On clustering levels of a hierarchical categorical risk factor

Handling nominal covariates with a large number of categories is challenging for both statistical and machine learning techniques. This problem is further exacerbated when the nominal variable has a hierarchical structure. The industry code in a workers' compensation insurance product is a prime example hereof. We commonly rely on methods such as the random effects approach (Campo and Antonio, 2023) to incorporate these covariates in a predictive model. Nonetheless, in certain situations, even the random effects approach may encounter estimation problems. We propose the data-driven Partitioning Hierarchical Risk-factors Adaptive Top-down (PHiRAT) algorithm to reduce the hierarchically structured risk factor to its essence, by grouping similar categories at each level of the hierarchy. We work top-down and engineer several features to characterize the profile of the categories at a specific level in the hierarchy. In our workers' compensation case study, we characterize the risk profile of an industry via its observed damage rates and claim frequencies. In addition, we use embeddings (Mikolov et al., 2013; Cer et al., 2018) to encode the textual description of the economic activity of the insured company. These features are then used as input in a clustering algorithm to group similar categories. We show that our method substantially reduces the number of categories and results in a grouping that is generalizable to out-of-sample data. Moreover, when estimating the technical premium of the insurance product under study as a function of the clustered hierarchical risk factor, we obtain a better differentiation between high-risk and low-risk companies.
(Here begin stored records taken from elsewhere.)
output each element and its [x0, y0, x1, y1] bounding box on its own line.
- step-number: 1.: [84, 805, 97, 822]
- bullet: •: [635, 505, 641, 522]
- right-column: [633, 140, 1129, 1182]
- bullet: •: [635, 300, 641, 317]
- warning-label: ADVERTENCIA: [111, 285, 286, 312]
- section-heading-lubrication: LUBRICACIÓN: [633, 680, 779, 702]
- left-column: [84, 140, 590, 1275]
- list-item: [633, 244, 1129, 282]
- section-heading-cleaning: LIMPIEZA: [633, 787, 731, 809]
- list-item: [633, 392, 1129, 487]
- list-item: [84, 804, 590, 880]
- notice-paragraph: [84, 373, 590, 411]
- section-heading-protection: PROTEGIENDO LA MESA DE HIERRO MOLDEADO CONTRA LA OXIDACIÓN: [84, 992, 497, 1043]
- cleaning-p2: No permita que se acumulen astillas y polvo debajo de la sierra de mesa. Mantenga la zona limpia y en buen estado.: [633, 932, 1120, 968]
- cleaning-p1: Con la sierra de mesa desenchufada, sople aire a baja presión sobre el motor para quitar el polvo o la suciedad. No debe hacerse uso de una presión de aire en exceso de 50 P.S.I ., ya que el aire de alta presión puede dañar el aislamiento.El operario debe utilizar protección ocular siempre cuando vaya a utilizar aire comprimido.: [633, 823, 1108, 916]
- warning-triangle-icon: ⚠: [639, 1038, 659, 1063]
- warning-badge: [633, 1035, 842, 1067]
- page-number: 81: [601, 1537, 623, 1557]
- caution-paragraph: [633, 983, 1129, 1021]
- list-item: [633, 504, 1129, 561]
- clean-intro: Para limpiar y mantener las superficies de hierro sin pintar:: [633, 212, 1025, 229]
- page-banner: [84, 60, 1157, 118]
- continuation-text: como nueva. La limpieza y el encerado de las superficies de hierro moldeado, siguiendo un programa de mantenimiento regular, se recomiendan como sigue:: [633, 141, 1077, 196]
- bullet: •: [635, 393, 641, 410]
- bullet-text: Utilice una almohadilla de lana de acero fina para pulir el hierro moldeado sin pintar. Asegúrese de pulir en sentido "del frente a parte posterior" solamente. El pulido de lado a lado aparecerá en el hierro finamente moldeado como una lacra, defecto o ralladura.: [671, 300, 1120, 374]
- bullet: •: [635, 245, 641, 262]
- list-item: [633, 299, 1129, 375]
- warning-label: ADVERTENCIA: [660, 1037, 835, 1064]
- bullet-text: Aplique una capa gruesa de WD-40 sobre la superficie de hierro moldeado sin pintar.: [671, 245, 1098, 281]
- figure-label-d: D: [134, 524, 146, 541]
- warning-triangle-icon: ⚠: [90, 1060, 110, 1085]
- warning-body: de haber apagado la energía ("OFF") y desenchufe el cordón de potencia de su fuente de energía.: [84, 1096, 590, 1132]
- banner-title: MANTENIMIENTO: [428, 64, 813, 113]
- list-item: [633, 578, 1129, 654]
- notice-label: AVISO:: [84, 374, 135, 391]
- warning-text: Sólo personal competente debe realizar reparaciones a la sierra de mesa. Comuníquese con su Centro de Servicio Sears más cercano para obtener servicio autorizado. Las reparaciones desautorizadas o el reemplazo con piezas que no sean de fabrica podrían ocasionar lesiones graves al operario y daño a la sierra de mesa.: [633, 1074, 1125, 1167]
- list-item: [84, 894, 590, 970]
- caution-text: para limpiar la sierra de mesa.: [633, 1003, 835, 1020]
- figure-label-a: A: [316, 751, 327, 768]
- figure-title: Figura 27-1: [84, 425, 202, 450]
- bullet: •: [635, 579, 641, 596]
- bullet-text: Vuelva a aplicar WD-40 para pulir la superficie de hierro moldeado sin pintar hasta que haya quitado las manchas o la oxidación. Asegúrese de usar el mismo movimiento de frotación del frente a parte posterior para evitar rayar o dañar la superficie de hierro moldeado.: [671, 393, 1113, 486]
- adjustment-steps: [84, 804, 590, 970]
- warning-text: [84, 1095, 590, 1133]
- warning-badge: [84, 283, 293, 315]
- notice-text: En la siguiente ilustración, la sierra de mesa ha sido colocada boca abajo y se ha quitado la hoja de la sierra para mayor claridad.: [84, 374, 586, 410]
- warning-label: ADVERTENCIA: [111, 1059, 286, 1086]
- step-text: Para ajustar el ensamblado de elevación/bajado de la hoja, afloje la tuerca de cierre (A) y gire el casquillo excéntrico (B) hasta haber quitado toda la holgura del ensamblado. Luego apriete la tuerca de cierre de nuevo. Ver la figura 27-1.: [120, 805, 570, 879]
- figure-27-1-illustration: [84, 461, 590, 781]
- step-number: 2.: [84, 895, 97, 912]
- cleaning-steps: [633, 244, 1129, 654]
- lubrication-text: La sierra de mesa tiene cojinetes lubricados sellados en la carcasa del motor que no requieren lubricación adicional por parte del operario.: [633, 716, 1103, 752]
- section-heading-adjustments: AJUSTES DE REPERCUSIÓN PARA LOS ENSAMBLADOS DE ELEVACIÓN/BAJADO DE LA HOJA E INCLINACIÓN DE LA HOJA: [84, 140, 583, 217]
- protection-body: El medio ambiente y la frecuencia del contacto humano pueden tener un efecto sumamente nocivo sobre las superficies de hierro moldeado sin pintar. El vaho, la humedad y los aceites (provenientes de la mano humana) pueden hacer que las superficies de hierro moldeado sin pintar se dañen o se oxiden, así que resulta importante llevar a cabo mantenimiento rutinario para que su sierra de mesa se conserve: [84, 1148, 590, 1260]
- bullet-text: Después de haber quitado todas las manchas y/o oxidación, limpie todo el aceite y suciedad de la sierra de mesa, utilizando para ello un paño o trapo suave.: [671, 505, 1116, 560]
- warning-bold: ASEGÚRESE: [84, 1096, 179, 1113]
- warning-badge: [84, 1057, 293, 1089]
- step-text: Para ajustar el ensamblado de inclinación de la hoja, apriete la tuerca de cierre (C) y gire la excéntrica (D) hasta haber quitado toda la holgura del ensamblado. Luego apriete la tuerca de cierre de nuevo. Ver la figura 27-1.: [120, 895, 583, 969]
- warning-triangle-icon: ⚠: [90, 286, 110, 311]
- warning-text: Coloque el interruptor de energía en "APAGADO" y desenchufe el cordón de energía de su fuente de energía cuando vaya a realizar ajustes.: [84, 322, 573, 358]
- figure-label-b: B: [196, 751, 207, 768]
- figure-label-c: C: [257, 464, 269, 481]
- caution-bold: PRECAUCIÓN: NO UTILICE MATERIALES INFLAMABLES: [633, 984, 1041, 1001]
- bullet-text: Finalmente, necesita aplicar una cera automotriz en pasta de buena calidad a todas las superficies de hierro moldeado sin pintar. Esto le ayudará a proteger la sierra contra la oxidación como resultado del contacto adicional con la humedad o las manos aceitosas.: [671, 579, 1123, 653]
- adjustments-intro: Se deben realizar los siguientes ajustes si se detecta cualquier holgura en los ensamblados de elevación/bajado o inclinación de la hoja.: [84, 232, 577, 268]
翻译：处理具有大量类别的名义协变量对统计和机器学习技术而言充满挑战。当名义变量具有层次结构时，这一问题会进一步加剧。工伤保险产品中的行业代码即为典型例证。我们通常依赖随机效应方法（Campo和Antonio，2023）等途径将这些协变量纳入预测模型。然而在某些情况下，即便随机效应方法也可能遭遇估计问题。我们提出数据驱动的层次化风险因子自适应自上而下分区（PHiRAT）算法，通过聚合层次结构中各层级的相似类别，将层次化风险因子简化为其本质特征。我们采用自上而下的方式，设计了多种特征来刻画层次中特定层级的类别轮廓。在我们的工伤保险案例研究中，我们通过观测的损失率和索赔频率来表征行业的风险轮廓。此外，我们利用嵌入（Mikolov等，2013；Cer等，2018）对承保公司经济活动的文本描述进行编码。这些特征随后作为聚类算法的输入以聚合相似类别。研究表明，我们的方法能显著减少类别数量，并生成可推广至样本外数据的聚类结果。此外，当以聚类后的层次化风险因子为函数估计研究保险产品的技术保费时，我们获得了高危与低风险企业间更好的区分度。